Though Hemingway popularized the mojito with a single backhanded compliment to his favorite Havana watering holes, declaring, “My mojito in La Bodeguita, my daiquiri in El Floridita,” the cocktail’s origin can be traced back to the sixteenth-century el Draque, a crude blend of lime, sugar, and aguardiente, invented by pirates on expedition with Sir Francis Drake. [Editor’s Note: Aguardiente is an anise-flavored, sugarcane-based liquor that roughly translates to “firewater.” Sounds like our kind of elixir.] Eventually, the aguardiente was replaced with smooth, light-bodied rums elaborated in the late 1800s and the Mojito was cast. This recipe comes from my uncle Guillermo Tremols who learned it from Deus, a bartender at Havana’s Miramar Yacht Club.–Ana Sofía Peláez
LC What’s In A Name? Note
In the very fine collection of Cuban recipes in which we happened upon this mojito recipe, the author casually mentions that the word “mojito” is roughly translated as “little spell.” While we couldn’t verify this rumor, we quite like the notion, almost as much as we like the namesake cocktail responsible for said “little spell.” One thing we realized while testing this mojito recipe, though, is that the “proper” proportions of ingredients required to cast this spell are a very personal thing. While we gravitate toward the proportions in the recipe below, if you don’t, just tweak with additional ingredients as you deem fit, sipping and stirring as you go.
- Quick Glance
- 5 M
- 5 M
- Serves 1
- 12 mint leaves with stems, preferably spearmint, plus more for garnish
- 1 ounce (2 tablespoons) fresh lime juice
- 1 1/2 tablespoons confectioners’ sugar* or granulated sugar, plus more to taste
- 2 1/2 ounces (5 tablespoons) white rum
- 2 to 3 ounces (1/4 to 1/3 cup) club soda
- 1 to 2 dashes Angostura bitters (optional)

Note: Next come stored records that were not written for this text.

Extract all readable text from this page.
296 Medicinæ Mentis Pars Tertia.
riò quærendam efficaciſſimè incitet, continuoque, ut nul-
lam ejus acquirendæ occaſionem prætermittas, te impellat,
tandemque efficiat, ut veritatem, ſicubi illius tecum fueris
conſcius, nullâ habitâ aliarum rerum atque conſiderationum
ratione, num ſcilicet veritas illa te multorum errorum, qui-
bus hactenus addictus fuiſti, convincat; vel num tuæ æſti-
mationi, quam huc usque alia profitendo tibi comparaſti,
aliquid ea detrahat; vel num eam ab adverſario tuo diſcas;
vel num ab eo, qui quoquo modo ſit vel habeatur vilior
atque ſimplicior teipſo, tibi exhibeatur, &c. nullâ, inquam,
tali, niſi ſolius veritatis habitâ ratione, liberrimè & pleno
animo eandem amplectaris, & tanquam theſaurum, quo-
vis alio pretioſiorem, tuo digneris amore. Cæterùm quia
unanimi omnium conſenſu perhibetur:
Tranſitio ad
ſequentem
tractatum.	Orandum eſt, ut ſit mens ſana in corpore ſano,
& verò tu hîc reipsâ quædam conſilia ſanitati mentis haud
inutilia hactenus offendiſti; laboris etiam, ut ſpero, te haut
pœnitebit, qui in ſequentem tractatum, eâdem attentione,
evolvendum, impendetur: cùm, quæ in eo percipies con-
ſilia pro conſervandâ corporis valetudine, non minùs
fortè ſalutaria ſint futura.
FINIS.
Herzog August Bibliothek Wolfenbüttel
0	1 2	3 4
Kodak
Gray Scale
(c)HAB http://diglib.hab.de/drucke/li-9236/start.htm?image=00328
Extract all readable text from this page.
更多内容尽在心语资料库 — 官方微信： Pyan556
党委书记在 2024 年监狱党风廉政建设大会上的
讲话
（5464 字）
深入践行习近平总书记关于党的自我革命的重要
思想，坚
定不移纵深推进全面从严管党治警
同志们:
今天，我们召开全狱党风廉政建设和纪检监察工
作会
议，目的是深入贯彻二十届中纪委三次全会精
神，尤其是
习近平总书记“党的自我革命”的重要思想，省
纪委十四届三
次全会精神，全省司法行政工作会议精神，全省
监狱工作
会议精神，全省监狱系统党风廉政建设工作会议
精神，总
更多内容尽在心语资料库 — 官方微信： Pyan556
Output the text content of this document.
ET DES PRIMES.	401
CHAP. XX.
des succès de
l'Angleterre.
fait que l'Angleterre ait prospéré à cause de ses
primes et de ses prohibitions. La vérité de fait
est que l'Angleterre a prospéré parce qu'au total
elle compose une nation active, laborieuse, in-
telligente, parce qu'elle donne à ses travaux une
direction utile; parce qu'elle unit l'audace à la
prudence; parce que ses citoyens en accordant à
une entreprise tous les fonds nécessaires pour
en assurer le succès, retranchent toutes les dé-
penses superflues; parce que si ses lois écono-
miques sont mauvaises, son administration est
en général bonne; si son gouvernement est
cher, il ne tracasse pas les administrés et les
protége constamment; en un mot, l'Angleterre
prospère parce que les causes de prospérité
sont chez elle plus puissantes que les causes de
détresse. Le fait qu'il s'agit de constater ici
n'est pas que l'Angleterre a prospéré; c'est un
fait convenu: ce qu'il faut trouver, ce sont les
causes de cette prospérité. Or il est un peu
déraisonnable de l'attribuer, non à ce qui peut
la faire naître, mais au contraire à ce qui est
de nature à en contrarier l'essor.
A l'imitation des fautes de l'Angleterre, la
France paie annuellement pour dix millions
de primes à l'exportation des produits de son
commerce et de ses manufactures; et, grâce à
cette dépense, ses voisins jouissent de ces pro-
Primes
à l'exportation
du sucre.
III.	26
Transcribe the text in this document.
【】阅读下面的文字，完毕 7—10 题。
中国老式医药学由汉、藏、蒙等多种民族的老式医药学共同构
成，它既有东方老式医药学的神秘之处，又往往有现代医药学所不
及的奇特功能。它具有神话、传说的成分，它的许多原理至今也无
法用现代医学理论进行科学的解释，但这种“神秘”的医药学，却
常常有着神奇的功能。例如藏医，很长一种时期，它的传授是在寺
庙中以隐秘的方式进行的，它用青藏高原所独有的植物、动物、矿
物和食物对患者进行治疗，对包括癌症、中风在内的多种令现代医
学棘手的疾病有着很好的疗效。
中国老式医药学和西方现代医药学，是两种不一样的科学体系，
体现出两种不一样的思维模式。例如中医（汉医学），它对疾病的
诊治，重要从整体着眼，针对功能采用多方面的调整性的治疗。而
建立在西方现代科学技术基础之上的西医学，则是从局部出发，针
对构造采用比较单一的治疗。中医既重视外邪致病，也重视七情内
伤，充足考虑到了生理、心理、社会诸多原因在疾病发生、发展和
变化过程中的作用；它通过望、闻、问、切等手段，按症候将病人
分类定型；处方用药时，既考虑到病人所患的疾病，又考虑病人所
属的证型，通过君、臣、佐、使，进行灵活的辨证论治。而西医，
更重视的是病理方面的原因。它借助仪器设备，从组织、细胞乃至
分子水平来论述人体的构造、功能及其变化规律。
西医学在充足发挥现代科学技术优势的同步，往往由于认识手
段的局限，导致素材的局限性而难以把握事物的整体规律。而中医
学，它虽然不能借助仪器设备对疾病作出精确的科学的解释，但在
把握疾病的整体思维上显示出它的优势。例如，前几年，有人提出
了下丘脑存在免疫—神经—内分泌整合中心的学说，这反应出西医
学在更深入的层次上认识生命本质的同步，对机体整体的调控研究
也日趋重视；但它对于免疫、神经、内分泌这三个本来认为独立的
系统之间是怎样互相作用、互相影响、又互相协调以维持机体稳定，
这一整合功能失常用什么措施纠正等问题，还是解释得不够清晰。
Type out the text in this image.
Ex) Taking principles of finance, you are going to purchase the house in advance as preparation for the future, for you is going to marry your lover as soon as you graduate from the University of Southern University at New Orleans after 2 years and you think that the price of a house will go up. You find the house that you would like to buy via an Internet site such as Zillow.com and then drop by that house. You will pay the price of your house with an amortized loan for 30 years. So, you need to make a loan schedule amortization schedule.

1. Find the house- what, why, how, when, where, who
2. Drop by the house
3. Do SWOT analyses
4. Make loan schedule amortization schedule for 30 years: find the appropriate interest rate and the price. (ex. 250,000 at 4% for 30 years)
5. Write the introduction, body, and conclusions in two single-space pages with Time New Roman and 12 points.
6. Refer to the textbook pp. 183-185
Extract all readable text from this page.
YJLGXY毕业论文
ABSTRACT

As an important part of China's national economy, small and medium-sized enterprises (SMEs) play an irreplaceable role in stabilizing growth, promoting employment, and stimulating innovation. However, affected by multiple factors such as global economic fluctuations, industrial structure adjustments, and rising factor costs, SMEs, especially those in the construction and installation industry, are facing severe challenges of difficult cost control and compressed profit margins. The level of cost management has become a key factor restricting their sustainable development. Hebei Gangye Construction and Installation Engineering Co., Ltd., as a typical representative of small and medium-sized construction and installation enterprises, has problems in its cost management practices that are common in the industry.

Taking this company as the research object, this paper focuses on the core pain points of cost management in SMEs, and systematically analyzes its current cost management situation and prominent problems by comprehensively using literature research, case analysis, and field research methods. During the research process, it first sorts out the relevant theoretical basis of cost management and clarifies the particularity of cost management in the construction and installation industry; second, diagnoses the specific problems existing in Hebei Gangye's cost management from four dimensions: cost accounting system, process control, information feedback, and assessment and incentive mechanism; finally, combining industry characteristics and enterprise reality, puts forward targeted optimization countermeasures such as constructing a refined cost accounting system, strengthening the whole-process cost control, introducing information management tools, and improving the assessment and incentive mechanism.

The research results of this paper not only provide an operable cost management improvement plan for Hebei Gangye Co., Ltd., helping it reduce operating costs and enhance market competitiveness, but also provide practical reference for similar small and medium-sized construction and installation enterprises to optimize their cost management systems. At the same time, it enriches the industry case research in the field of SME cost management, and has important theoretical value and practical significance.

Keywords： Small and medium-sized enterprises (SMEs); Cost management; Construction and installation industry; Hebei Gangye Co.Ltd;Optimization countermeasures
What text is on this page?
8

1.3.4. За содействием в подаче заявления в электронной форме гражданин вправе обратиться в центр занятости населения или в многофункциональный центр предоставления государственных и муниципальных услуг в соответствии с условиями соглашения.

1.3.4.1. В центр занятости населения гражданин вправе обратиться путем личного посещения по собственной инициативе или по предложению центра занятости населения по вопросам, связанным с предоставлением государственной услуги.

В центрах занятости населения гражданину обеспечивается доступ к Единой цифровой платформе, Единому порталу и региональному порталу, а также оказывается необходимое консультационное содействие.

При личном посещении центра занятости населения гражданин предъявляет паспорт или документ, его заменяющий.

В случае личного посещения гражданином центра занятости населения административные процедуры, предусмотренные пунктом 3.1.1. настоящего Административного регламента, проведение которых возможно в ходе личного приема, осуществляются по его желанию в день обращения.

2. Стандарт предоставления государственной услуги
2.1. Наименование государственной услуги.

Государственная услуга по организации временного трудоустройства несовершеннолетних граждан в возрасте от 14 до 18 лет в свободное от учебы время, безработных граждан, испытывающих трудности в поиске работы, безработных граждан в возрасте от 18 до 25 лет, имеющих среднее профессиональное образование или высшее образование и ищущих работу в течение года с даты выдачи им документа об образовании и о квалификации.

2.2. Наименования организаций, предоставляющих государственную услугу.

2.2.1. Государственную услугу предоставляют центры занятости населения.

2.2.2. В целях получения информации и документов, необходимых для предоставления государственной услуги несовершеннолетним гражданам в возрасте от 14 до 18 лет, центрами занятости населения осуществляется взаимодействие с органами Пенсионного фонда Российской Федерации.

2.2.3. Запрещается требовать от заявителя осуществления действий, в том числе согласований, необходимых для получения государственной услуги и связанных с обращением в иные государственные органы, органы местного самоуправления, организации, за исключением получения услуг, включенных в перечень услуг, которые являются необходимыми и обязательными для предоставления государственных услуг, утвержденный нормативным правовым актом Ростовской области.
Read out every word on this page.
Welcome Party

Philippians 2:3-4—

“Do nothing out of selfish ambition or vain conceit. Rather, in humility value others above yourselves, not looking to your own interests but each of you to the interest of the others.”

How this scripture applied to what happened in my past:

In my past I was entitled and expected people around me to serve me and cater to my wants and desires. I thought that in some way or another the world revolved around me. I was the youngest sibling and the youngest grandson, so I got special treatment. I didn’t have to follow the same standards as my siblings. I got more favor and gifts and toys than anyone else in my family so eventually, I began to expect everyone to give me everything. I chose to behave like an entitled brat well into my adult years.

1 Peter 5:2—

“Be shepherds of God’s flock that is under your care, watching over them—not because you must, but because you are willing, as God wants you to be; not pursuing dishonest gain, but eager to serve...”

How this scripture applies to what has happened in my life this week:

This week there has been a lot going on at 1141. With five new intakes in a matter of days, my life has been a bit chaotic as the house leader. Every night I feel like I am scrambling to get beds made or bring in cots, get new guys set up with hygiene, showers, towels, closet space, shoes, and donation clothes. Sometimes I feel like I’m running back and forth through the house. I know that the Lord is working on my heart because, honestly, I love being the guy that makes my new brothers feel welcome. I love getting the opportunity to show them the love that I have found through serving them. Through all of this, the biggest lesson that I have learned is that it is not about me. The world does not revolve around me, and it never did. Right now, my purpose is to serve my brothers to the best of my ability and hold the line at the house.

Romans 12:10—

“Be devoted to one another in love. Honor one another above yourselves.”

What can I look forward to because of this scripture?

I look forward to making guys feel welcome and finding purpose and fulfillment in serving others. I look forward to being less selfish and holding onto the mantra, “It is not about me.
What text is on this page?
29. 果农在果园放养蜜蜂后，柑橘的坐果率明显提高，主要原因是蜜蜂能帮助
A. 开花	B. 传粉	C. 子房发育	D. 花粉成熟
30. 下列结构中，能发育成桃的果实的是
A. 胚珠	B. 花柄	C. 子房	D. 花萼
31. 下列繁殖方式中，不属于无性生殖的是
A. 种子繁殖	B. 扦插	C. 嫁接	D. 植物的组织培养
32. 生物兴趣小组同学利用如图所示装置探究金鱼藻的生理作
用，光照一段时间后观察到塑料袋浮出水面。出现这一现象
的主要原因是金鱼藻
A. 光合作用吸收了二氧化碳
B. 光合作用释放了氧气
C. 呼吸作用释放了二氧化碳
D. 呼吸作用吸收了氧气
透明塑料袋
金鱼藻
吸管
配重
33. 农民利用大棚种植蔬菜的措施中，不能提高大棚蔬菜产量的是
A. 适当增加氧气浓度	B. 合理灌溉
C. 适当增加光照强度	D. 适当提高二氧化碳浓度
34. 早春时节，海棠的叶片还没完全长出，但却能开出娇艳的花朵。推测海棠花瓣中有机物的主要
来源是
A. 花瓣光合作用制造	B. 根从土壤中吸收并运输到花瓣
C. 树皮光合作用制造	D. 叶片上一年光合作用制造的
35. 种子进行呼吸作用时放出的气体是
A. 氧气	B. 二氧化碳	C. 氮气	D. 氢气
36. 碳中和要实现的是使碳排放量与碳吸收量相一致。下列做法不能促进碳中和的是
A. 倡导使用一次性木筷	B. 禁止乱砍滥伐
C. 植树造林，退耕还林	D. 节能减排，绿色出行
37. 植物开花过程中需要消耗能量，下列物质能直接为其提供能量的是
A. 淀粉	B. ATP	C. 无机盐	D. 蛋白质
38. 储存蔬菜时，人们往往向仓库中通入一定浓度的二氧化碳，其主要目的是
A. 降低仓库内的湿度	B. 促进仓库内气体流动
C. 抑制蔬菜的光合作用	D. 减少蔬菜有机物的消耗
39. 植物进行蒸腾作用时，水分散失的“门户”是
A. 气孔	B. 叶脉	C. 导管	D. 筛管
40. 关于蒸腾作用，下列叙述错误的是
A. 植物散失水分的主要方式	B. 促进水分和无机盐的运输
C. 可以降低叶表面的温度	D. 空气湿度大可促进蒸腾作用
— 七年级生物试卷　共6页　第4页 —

- 1. Using a muddler or the end of a wooden spoon, muddle the mint, lime juice, and sugar in an 8-ounce glass until the mint is gently bruised.
- 2. Stir in the rum and add some ice. Top it off with club soda. Add Angostura bitters, if using. Garnish with a sprig of mint.
*Confectioners' Sugar Note
- Lest you think the only brilliance in this recipe is the taste, you’re wrong. This recipe cleverly calls for confectioners’ sugar rather than simple syrup or granulated sugar. Because it dissolves just as readily as simple syrup and far more so than granulated sugar, this means no more stirring like crazy and still having gritty granulated sugar at the bottom of your cocktail. It also means no more waiting to take a sip of your summer cocktail until you take the time to make and chill some simple syrup. Talk about casting a little spell. (If you don’t have confectioners’ sugar and it’s one of those days when happy hour cannot come soon enough, you can use granulated sugar. You’ll still feel the magic, we promise.)